Quaternary ammonium salts are readily utilised within the chemical industry as, e.g., phase-transfer catalysts and anti-microbials, and their annual production capacity exceeds 1 million tonnes. These surfactants are conventionally produced in batch Menshutkin reactions from tertiary amines and an alkyl halide. With an incentive to move towards a more efficient continuous process, a better understanding of its kinetics is paramount.
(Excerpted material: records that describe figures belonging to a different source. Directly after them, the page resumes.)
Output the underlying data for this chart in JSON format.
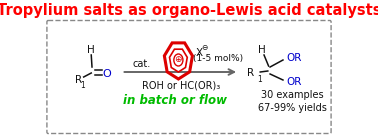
{
  "title": "Tropylium salts as organo-Lewis acid catalysts",
  "title_color": "#ff0000",
  "title_fontsize": 10.5,
  "bg_color": "#ffffff",
  "box_color": "#888888",
  "cat_text": "cat.",
  "mol_percent": "(1-5 mol%)",
  "roh_text": "ROH or HC(OR)₃",
  "flow_text": "in batch or flow",
  "flow_color": "#00bb00",
  "examples_text": "30 examples",
  "yields_text": "67-99% yields",
  "tropylium_color": "#dd0000",
  "product_or_color": "#0000cc",
  "arrow_color": "#666666",
  "bond_color": "#111111",
  "sub_fontsize": 5.5,
  "label_fontsize": 7.5,
  "small_fontsize": 7.0
}
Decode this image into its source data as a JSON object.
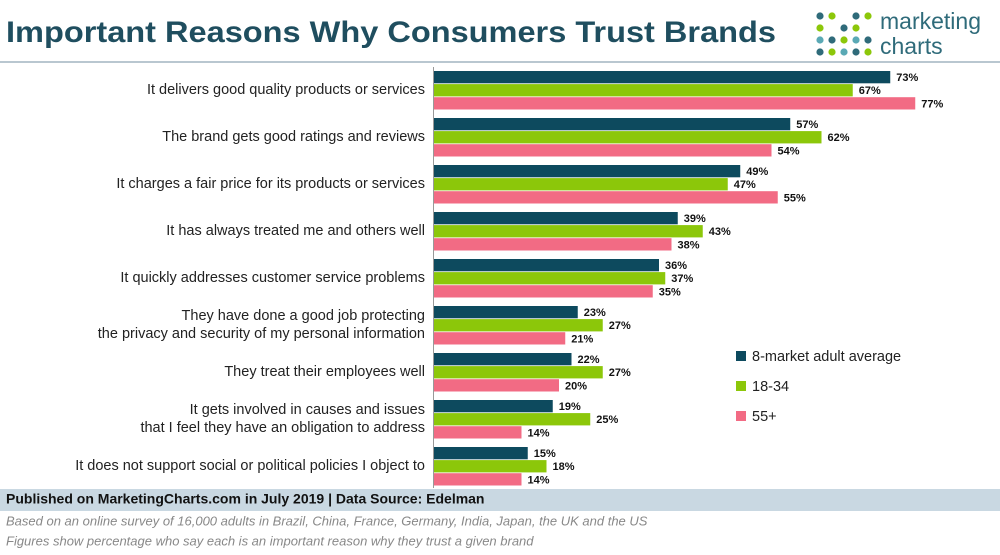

This paper explores a novel method to determine kinetic parameters, by introducing a linear flow ramp, combined with in-line Proton Nuclear Magnetic Resonance (¹H NMR) analytics.

Batch reactions between N,N-dimethyldecylamine (DMDA) and benzyl chloride (BnCl) have been performed in various solvents to examine solvent effects, and to validate the ramp-flow method. ¹H NMR spectrometry showed that acetonitrile had the highest reaction rate, while methanol (MeOH) was deemed to have the best overall potential with regards to process intensification and product separation.

Kinetic data was also obtained in a Plug-Flow Reactor (PFR) subjected to ramp-flow, under continuous measurement of the outlet stream composition. Between 20 and 70 °C, DMDA quaternisation rates were determined in MeOH, using both BnCl and methyl iodide reactants. This resulted in the successful elucidation of the respective Arrhenius parameters.

Furthermore, the data from the ramp-flow method has been compared with the data obtained in batch, and in the PFR under conventional steady-state conditions. In general, all three methods were in good agreement, and it was concluded that the proposed method is valid. This method can thus provide a more efficient way to determine highly accurate kinetic parameters.